Politik habe nichts im Sport zu suchen, heißt es. Doch so klar wie am Donnerstag beim Drohnenangriff im Stade Josy Barthel ist es noch lange nicht immer.
Wenn sich ein Sportminister gezwungen sieht, während eines unterbrochenen Fußballspiels zum Mikrofon zu greifen und sich im Namen des Landes bei den Gästefans zu entschuldigen, dann muss schon etwas Gravierendes passiert sein. So geschehen am Donnerstagabend, beim Europa-League-Spiel des F91 Düdelingen gegen Qarabag Agdam. Nach einer halben Stunde Spielzeit flog eine Drohne ins Stadion, daran befestigt eine Fahne der Republik Bergkarabach. Für die Fans von Qarabag Agdam eine Provokation. Seit 1993 kann Qarabag seine Heimspiele aufgrund des Bergkarabach-Konfliktes zwischen Armenien und Aserbaidschan nicht mehr in Agdam austragen. Die Stadt wurde von der armenischen Armee besetzt und ist seitdem verlassen. Der Fußball-Klub siedelte um in die aserbaidschanische Hauptstadt Baku. Zu dem Drohnen-Angriff bekannte sich die „First Armenian Front“, eine Ultragruppierung. Sportminister Dan Kersch war schockiert. Solche politischen Angelegenheiten hätten nichts im Sport verloren, so der Minister.

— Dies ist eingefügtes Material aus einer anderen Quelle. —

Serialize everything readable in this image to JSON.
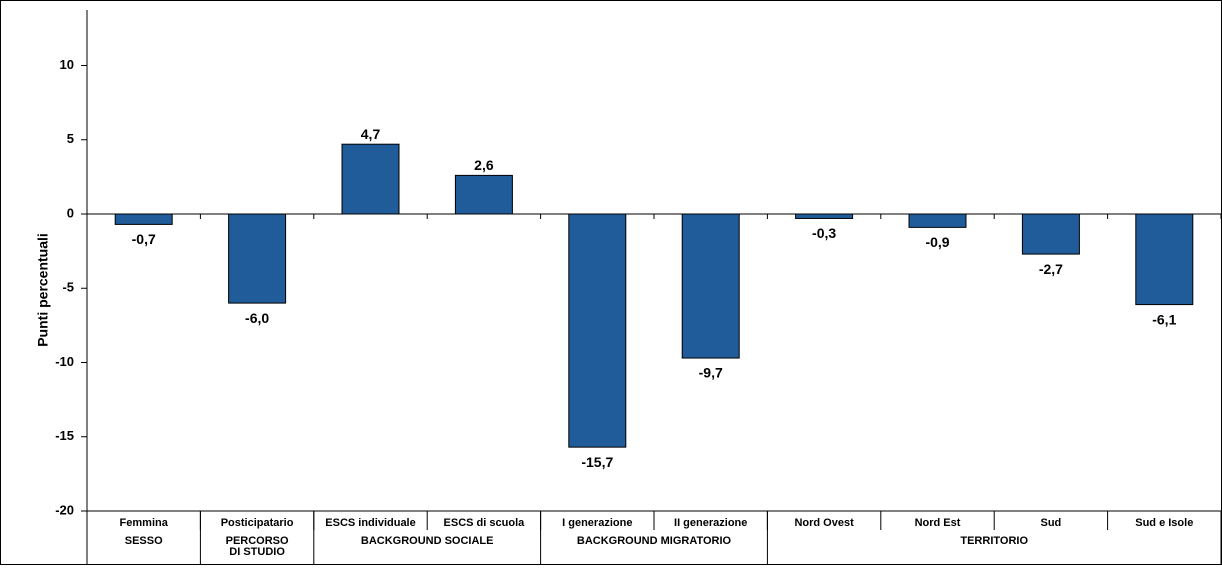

Stadtwappen als christliches Symbol
Doch der Sport – vor allem der Fußball – wird regelmäßig für politische Statements missbraucht. So flog beim Länderspiel zwischen Serbien und Albanien im Jahr 2014 eine Drohne ins Stadion mit einer Flagge von Großalbanien. Es kam zu Prügeleien zwischen den Fans und die Begegnung ging als Skandalspiel in die Geschichte ein. Aber auch das altehrwürdige Stade Josy Barthel wurde bereits mehrmals als Propaganda-Plattform genutzt. So wie bei den Länderspielen der FLF-Auswahl gegen Serbien und die Ukraine, wo die gegnerischen Fans die Zäune nutzten, um ihre nationalistischen Mitteilungen zu verbreiten. Gegen eine Drohne ist es schwer vorzugehen, die Banner hätten die Sicherheitskräfte allerdings vom Zaun entfernen können.
Am selben Abend gab es einen weiteren Vorfall bei einer Europa-League-Partie. Die Fans von Borussia Mönchengladbach bekamen vor der Partie gegen den Erdogan-Klub Basaksehir Istanbul von der Polizei ihre Fahnen mit dem Stadtwappen abgenommen. Das Wappen enthält ein Kreuz und wurde von den türkischen Polizisten als christliches Symbol ausgemacht. Im Fatih-Terim-Stadion werden die nicht geduldet. Von „grotesken Szenen“ sprach Gladbachs Sportdirektor Max Eberl. „Bei allem Respekt, das entzieht sich jeglicher Realität“, kommentierte Geschäftsführer Stephan Schippers die Vorkommnisse.
Die Vorfälle im luxemburgischen Stade Josy Barthel sowie im türkischen Fatih-Terim-Stadion verdeutlichen die Komplexität des Problems. Der Sport soll nicht für politische Zwecke missbraucht werden, doch wo zieht man die Linie? Der Drohnen-Angriff ist definitiv nicht zu tolerieren, aber geht die Fahnenaktion nicht doch etwas zu weit? Wann ist es gerechtfertigt, ein Banner abzunehmen, wann wird die Meinungsfreiheit der Zuschauer dadurch eingeschränkt? Soll ein Sportevent eine rein kommerzielle Veranstaltung nach US-amerikanischem Vorbild sein, bei der jegliche Botschaft unerwünscht ist, oder sollte die große Bühne des Sports genutzt werden, um zum Beispiel auf gesellschaftliche Missstände hinzuweisen?
Ein Banner wurde am Donnerstag im Stade Josy Barthel entfernt. Darauf war zu lesen: „Mär sinn Diddeleng“.